Investors don’t have to look far to find sources of anxiety these days. Yet, despite pervasive uncertainty in markets, capital growth is needed more than ever, as people live longer and inflation continues its quiet assault on real savings.

Equity markets play a critical role in delivering this much-needed capital growth. However, at an aggregate level, global equity markets face some severe challenges and a multitude of risks: valuations and profits are high in the largest parts of the market (in particular the US), which is a headwind to future real returns. Furthermore, the macro landscape is deeply uncertain with an unpredictable global trade environment (geopolitics and erratic tariff policies playing a role), geopolitical tensions and polarisation, high and sticky interest rates and the prospect of a slowdown in growth. For investors in South African equities, both domestic and global risks remain top of mind.

In this context, the value of idiosyncratic equity exposures, i.e. those with unique characteristics (or special situations), is very clear. Special situations hold the ability to deliver uncorrelated returns, given the outcome is wholly dependent on corporate events or transactions. Special situations are a valuable component of our equity investment toolkit at PSG Asset Management.

Why special situations deserve closer attention

Special situations encompass a range of corporate actions and transactions that include mergers and acquisitions, share buybacks, asset sales, debt reorganisations, spin-offs or security issuance, and can materially impact a company’s value or alter the future course of a business. Benjamin Graham defines a special situation as “... one in which a particular development is counted upon to yield a satisfactory profit in the security even though the general market does not advance.”

Due to their ‘special’ nature, special situations provide a driver of company performance that is not dependent on economic growth and that can be material in delivering investor outcomes, even in turbulent market conditions. In most cases, equity returns are unlocked as the market prices for a corporate or regulatory event.

As such, these events clearly have the potential to unlock value for investors, and importantly, they are not directly dependent on the economic growth trajectory.

How special situations can aid the investor journey and client outcomes

Investing in opportunities driven by special situations can help to drive overall portfolio returns, even during difficult periods in the market, given that they add a source of return that is not correlated to market performance (and perhaps the rest of the equity portfolio). If special situations are well understood and entered into at an attractive price, they can introduce equity-like returns at a lower risk profile than that of other equities. Having a collection of special situations in your portfolio helps diversify this idiosyncratic risk even further.
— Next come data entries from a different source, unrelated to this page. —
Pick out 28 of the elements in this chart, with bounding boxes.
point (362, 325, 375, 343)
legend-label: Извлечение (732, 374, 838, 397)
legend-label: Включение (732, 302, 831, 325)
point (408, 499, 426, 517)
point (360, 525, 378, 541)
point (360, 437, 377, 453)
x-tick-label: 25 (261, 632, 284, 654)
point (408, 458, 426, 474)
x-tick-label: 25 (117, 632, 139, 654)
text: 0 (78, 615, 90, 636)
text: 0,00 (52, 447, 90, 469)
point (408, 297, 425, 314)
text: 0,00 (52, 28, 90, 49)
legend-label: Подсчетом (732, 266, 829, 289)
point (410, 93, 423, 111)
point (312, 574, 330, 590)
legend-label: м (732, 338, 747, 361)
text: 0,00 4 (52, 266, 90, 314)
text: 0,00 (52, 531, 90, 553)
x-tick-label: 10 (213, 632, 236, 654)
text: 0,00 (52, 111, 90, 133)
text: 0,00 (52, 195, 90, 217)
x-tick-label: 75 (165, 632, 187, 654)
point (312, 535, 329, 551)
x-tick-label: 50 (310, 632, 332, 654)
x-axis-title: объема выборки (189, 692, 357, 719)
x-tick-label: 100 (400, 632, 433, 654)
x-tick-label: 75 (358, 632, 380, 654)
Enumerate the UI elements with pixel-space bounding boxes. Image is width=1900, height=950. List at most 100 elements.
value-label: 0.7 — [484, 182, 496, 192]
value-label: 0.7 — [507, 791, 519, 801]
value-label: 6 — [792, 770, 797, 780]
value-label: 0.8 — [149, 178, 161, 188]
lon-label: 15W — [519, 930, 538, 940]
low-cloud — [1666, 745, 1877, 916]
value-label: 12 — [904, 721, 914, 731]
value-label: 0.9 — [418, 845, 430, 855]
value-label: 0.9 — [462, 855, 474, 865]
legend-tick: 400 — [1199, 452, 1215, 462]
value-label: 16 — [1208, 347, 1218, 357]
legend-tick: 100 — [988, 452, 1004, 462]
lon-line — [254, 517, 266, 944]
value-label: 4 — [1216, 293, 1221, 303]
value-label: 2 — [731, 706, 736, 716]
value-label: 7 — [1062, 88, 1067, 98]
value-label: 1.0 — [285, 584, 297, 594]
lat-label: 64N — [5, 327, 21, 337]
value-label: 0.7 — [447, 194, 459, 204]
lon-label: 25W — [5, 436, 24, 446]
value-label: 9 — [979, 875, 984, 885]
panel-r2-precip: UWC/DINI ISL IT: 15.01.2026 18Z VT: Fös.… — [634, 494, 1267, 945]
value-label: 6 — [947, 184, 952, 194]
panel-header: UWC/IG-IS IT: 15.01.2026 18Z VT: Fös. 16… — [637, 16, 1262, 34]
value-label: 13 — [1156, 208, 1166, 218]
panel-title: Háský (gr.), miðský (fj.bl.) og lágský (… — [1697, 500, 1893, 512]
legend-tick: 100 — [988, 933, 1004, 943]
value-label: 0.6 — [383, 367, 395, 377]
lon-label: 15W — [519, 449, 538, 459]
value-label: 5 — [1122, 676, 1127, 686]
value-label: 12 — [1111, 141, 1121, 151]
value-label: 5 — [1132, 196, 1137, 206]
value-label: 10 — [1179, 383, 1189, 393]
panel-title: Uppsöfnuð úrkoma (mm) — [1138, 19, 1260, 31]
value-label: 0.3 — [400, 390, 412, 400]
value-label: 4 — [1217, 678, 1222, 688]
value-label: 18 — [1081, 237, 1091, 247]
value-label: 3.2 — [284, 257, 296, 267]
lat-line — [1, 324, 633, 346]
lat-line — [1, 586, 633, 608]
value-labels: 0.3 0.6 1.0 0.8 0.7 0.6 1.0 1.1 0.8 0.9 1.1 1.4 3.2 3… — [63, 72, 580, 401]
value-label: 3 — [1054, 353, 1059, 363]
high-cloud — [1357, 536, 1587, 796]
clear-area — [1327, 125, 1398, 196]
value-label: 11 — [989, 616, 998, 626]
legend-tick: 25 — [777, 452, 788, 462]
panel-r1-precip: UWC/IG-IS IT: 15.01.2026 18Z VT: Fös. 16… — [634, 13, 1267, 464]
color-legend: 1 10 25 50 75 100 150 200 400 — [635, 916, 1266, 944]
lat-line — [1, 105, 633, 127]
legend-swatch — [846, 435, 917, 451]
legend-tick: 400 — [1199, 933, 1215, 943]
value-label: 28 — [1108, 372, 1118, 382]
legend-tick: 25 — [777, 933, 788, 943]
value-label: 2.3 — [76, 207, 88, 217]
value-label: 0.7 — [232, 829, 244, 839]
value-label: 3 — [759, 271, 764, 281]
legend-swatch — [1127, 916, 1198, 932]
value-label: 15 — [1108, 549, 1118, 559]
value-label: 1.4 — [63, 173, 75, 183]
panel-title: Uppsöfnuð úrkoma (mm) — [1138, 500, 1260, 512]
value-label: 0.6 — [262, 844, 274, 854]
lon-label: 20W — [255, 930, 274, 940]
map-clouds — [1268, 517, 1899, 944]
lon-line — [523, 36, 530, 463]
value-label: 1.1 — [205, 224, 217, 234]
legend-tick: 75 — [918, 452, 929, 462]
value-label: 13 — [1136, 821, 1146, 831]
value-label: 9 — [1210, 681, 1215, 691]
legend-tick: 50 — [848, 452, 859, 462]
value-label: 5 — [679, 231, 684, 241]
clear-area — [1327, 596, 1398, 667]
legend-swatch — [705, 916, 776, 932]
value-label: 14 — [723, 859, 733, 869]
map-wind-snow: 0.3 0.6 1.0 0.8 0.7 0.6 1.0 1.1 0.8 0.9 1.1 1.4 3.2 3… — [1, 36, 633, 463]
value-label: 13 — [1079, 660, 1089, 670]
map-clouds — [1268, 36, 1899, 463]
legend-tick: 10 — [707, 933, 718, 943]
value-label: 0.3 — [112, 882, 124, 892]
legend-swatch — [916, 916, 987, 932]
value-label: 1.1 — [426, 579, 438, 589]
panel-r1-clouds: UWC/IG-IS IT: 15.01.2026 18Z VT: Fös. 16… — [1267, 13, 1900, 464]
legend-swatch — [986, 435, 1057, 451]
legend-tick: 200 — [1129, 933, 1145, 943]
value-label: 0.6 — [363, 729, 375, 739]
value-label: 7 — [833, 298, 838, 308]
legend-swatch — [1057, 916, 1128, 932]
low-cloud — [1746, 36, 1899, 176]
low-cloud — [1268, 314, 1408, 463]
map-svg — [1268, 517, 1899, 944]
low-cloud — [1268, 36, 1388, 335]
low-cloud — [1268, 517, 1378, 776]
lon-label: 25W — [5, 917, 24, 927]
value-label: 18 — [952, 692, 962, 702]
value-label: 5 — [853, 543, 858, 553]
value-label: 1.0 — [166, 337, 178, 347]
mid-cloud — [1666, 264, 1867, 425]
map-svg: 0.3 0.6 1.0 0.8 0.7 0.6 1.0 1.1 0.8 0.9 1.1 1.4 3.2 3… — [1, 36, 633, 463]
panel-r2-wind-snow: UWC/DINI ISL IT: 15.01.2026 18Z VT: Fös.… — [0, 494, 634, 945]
Special situations are often overlooked by the broader market for the following reasons:

  • The broader market often finds it difficult to price their impact correctly, as they require deep research and a good understanding of the businesses in question. Sometimes the situations are fairly complex.
  • Special situations often exist in smaller/misunderstood/under-the-radar companies. This means that mid-sized managers are often better placed to take advantage of them.

In particular, we find that our 3M investment process is well positioned to unlock the value on offer from special situations, since it leads us to find opportunities with inherently attractive characteristics that the market is missing. Specifically, special situations are often not fully reflected in valuations, and can help add a margin of safety to the holdings that make them more attractive. This margin of safety is considered together with the quality aspects of our process - the management and moat assessments. Our preference for doing our own, independent research provides another unique advantage, as fully unpacking the impact of special situations requires a detailed analysis of the company in question. As such, our team has a track record of extracting alpha in this space. Previous highlights include enjoying the fruits of corporate transactions in Imperial Logistics, Long for Life, Royal Bafokeng Platinum, Old Mutual’s managed separation, Prudential plc’s demerging of M&G plc and Jackson Financial, and Woodside’s merger with BHP’s energy assets, to name a few.

Examples of current special situations

There are a number of current special situations underway in our portfolios. We are watching their development with interest, and believe all of them have a good prospect of contributing to portfolio returns in the future. Importantly, we expect these events to occur at varying times, and the potential to introduce uncorrelated return drivers into our portfolios is very attractive.

Special situations add to our investment toolkit

At PSG Asset Management, we are firm believers that there are always opportunities for astute investors. Special situations are a case in point, where investor outcomes are not dependent on overall market returns. Our idea generation process loves special situations, an area we have had considerable success with. By carefully combining shares driven by various sources of return, we believe we can construct robust portfolios that are well suited to navigate a variety of market environments. Special situations form a valuable component of our equity investment toolkit and have added substantially to our investment performance over time. We look forward to seeing how our existing book of special situation investments unfolds over the coming years.